Il buio non era sufficiente per permettere a qualcuno di nascondersi, e non si vedeva nessuno. Lo sapevo già; sapevo più di quanto volessi permettermi di ammettere; e i capelli sulla nuca e i peli sulle mie braccia erano diritti, elettrici.

— Nick, sono io.

— Chi?

Marion — rispose la voce, spazientita.

— Marion… — Mi costò un notevole sforzo dirlo. — Marsh?

— Naturalmente! Dovevo vedere il mio film. Dio , non ero brava?

Annuii, poi mi venne in mente che magari lei non poteva vedermi, e dissi: — Sì — ma mi si spezzò la voce. Mi schiarii la gola, ritentai, e questa volta la voce era troppo alta. — Sì, eri brava! — dissi. — Sei un… — E di nuovo mi fu difficile pronunciare quella parola. Era troppo ridicola. — Un fantasma?

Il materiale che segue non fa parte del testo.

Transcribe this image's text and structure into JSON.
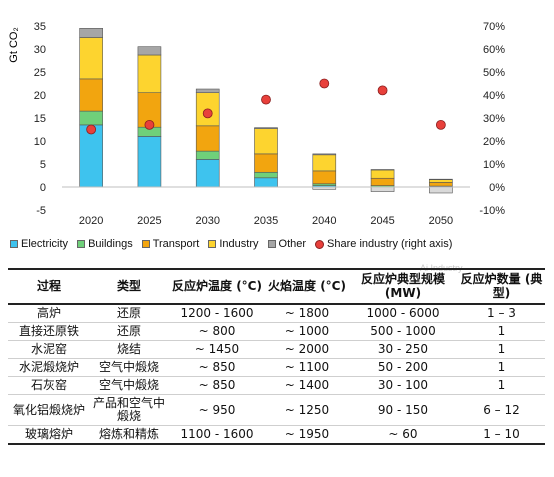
{
  "chart_data": {
    "type": "bar",
    "stacked": true,
    "categories": [
      "2020",
      "2025",
      "2030",
      "2035",
      "2040",
      "2045",
      "2050"
    ],
    "ylabel": "Gt CO₂",
    "ylim": [
      -5,
      35
    ],
    "yticks": [
      -5,
      0,
      5,
      10,
      15,
      20,
      25,
      30,
      35
    ],
    "y2lim": [
      -10,
      70
    ],
    "y2ticks": [
      "-10%",
      "0%",
      "10%",
      "20%",
      "30%",
      "40%",
      "50%",
      "60%",
      "70%"
    ],
    "grid": false,
    "legend_position": "bottom",
    "series": [
      {
        "name": "Electricity",
        "color": "#3ec3ee",
        "values": [
          13.5,
          11,
          6,
          2,
          0.3,
          -0.3,
          -0.5
        ]
      },
      {
        "name": "Buildings",
        "color": "#6fd07a",
        "values": [
          3,
          2,
          1.8,
          1.2,
          0.4,
          0.3,
          0.2
        ]
      },
      {
        "name": "Transport",
        "color": "#f2a50f",
        "values": [
          7,
          7.5,
          5.5,
          4,
          2.8,
          1.6,
          0.8
        ]
      },
      {
        "name": "Industry",
        "color": "#fdd42f",
        "values": [
          9,
          8.2,
          7.2,
          5.5,
          3.5,
          1.8,
          0.6
        ]
      },
      {
        "name": "Other",
        "color": "#a6a6a6",
        "values": [
          2,
          1.8,
          0.8,
          0.2,
          0.2,
          0.1,
          0.1
        ]
      }
    ],
    "negative_values": [
      0,
      0,
      0,
      0,
      -0.5,
      -1,
      -1.3
    ],
    "line_series": {
      "name": "Share industry (right axis)",
      "color": "#e8403b",
      "axis": "right",
      "values": [
        25,
        27,
        32,
        38,
        45,
        42,
        27
      ]
    }
  },
  "table": {
    "headers": [
      "过程",
      "类型",
      "反应炉温度 (°C)",
      "火焰温度 (°C)",
      "反应炉典型规模 (MW)",
      "反应炉数量 (典型)"
    ],
    "rows": [
      [
        "高炉",
        "还原",
        "1200 - 1600",
        "~ 1800",
        "1000 - 6000",
        "1 – 3"
      ],
      [
        "直接还原铁",
        "还原",
        "~ 800",
        "~ 1000",
        "500 - 1000",
        "1"
      ],
      [
        "水泥窑",
        "烧结",
        "~ 1450",
        "~ 2000",
        "30 - 250",
        "1"
      ],
      [
        "水泥煅烧炉",
        "空气中煅烧",
        "~ 850",
        "~ 1100",
        "50 - 200",
        "1"
      ],
      [
        "石灰窑",
        "空气中煅烧",
        "~ 850",
        "~ 1400",
        "30 - 100",
        "1"
      ],
      [
        "氧化铝煅烧炉",
        "产品和空气中煅烧",
        "~ 950",
        "~ 1250",
        "90 - 150",
        "6 – 12"
      ],
      [
        "玻璃熔炉",
        "熔炼和精炼",
        "1100 - 1600",
        "~ 1950",
        "~ 60",
        "1 – 10"
      ]
    ]
  },
  "watermark": "Ai Industry"
}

Ci fu un lungo silenzio. Forse non avrei più udito altro. Poi, perplessa e leggermente divertita, colma di meraviglia come se l’idea fosse del tutto nuova, la voce disse: — Suppongo di sì. — Una risata. — Ma pensa tu! Però sì, immagino che debba essere un fantasma. Possiamo tornare nei posti dove abbiamo vissuto, sai, anche se sono in pochi a farlo. Richiede tanta… Tu come la chiameresti?

— Energia metapsichica? — Ero talmente affascinato che mi ero scordato di avere paura. Anzi, ero eccitatissimo. Immaginavo già di raccontarlo a Jan, ai colleghi in ufficio, ai party.

— Sì, qualcosa del genere, suppongo. Bisogna proprio avere voglia di tornare. E io l’avevo, credimi! Il mio film, e non lo avevo mai visto! Finalmente proiettato qui in casa mia! Cos’è quell’affare?

— Un televisore.

— Serve a vedere i film?

— Sì. Soprattutto a quello.

— Però non è il massimo, eh? Così piccolo. Ma che differenza fa? Finalmente ho visto il mio film! Sono rimasta tagliata fuori, ricordi?, a soli vent’anni.

— Ventuno, no? — Non mi ero più mosso; non mi era venuto in mente di farlo.

— Oh, chi se ne frega? Perché è tanto importante? A te è sempre piaciuto sottolineare che eri un po’ più giovane di me.

Non vedevo l’utilità di correggerla. Dissi: — Senti, com’è? Dall’altra… — Odio frasi del genere, ma non mi veniva in mente nessun surrogato. — Dall’altra parte?

— Oh… — La voce fece una pausa. — Un po’ come essere sbronzi. Ci si sente piuttosto bene e non si pensa molto. Com’è essere vivi? Io l’ho quasi dimenticato.

— Il contrario, grosso modo. Marion, senti, potresti apparire? Come realmente eri. Come sei. Come eri.

— Oh, Nickie, è fantasticamente difficile. Anche solo per un secondo o due. Dev’essere per questo che i fantasmi spariscono così in fretta, non credi? L’unico mezzo per poter restare in circolazione per un po’ di tempo è la possessione.

— Cioè?

— Entrare in qualcuno. Si può fare solo per un motivo terribilmente importante.

— Però tu puoi apparire per qualche secondo. Lo vuoi fare? Ti prego. — Alla fine, mi venne in mente che potevo anche sedermi, e così mi buttai sull’orlo del divano.